NBC’s “Double Standard,” airing tonight at 9 p.m. on Channels 4, 36 and 39, tippy-toes into the illusory world of bigamy.
Robert Foxworth (“Falcon Crest”) plays Leonard Harik--loving father and husband, respected lawyer, soon to be a circuit judge--who weds his secretary/mistress in a bogus ceremony after the birth of their illegitimate daughter. He does this because “anything else would be morally wrong.”
For the next several years, Harik divides his time between two Missouri towns, playing husband and father to two separate families. He has three boys with wife No. 1 (Pamela Bellwood, formerly of “Dynasty”) and seven children by wife No. 2 (Michele Greene of “L.A Law”).
His double life ends only when his daughter’s tragic death becomes a media event.
Foxworth gives an unshaded performance of a man serene in his wisdom--a sort of bigamist “Father Knows Best"--and Robert Thompson’s teleplay supplies no real insights into why Harik’s vision of his world is so skewed.

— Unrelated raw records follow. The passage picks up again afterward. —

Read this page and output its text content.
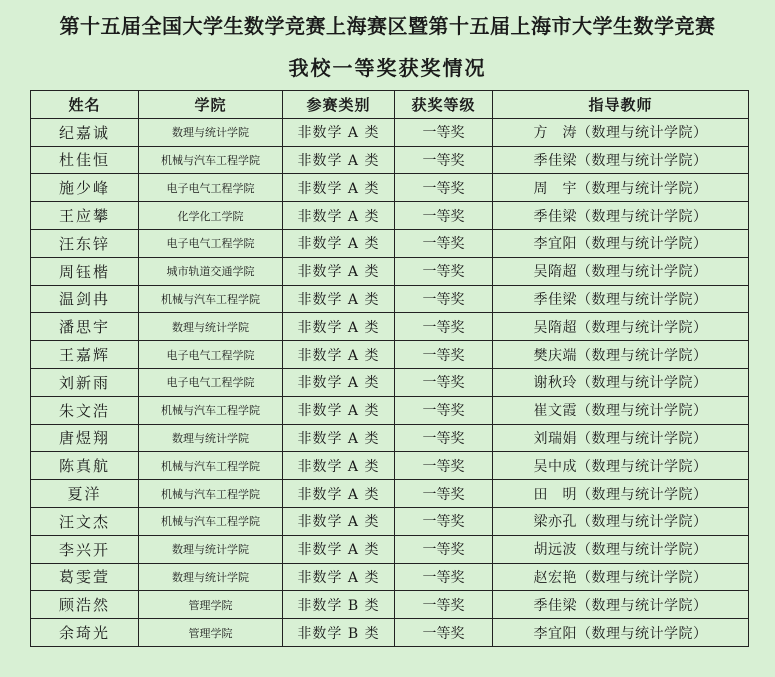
第十五届全国大学生数学竞赛上海赛区暨第十五届上海市大学生数学竞赛
我校一等奖获奖情况
姓名	学院	参赛类别	获奖等级	指导教师
纪嘉诚	数理与统计学院	非数学 A 类	一等奖	方　涛（数理与统计学院）
杜佳恒	机械与汽车工程学院	非数学 A 类	一等奖	季佳梁（数理与统计学院）
施少峰	电子电气工程学院	非数学 A 类	一等奖	周　宇（数理与统计学院）
王应攀	化学化工学院	非数学 A 类	一等奖	季佳梁（数理与统计学院）
汪东锌	电子电气工程学院	非数学 A 类	一等奖	李宜阳（数理与统计学院）
周钰楷	城市轨道交通学院	非数学 A 类	一等奖	吴隋超（数理与统计学院）
温剑冉	机械与汽车工程学院	非数学 A 类	一等奖	季佳梁（数理与统计学院）
潘思宇	数理与统计学院	非数学 A 类	一等奖	吴隋超（数理与统计学院）
王嘉辉	电子电气工程学院	非数学 A 类	一等奖	樊庆端（数理与统计学院）
刘新雨	电子电气工程学院	非数学 A 类	一等奖	谢秋玲（数理与统计学院）
朱文浩	机械与汽车工程学院	非数学 A 类	一等奖	崔文霞（数理与统计学院）
唐煜翔	数理与统计学院	非数学 A 类	一等奖	刘瑞娟（数理与统计学院）
陈真航	机械与汽车工程学院	非数学 A 类	一等奖	吴中成（数理与统计学院）
夏洋	机械与汽车工程学院	非数学 A 类	一等奖	田　明（数理与统计学院）
汪文杰	机械与汽车工程学院	非数学 A 类	一等奖	梁亦孔（数理与统计学院）
李兴开	数理与统计学院	非数学 A 类	一等奖	胡远波（数理与统计学院）
葛雯萱	数理与统计学院	非数学 A 类	一等奖	赵宏艳（数理与统计学院）
顾浩然	管理学院	非数学 B 类	一等奖	季佳梁（数理与统计学院）
余琦光	管理学院	非数学 B 类	一等奖	李宜阳（数理与统计学院）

Foxworth also falls victim to director (and executive producer) Louis Rudolph’s penchant for excruciatingly banal closeups that make sure viewers don’t miss Harik’s, gulp, meaningful hesitation when he’s about to lie.
Bellwood comes out best here, eschewing high drama to quietly underscore her anguish when she finally discovers the truth. Christianne Hirt and James Kee as two of the older children have a few good moments as well.
A more interesting film might have been to explore why wife No. 2, who knew from the beginning about family No. 1, was willing to live such a curtailed life. Greene’s version is of a rather simple, undereducated young woman whose acceptance of the situation borders on the bovine.
The film touts that it was “inspired by a true story.” “Inspired” isn’t quite the word that comes to mind after viewing this sudsy saga.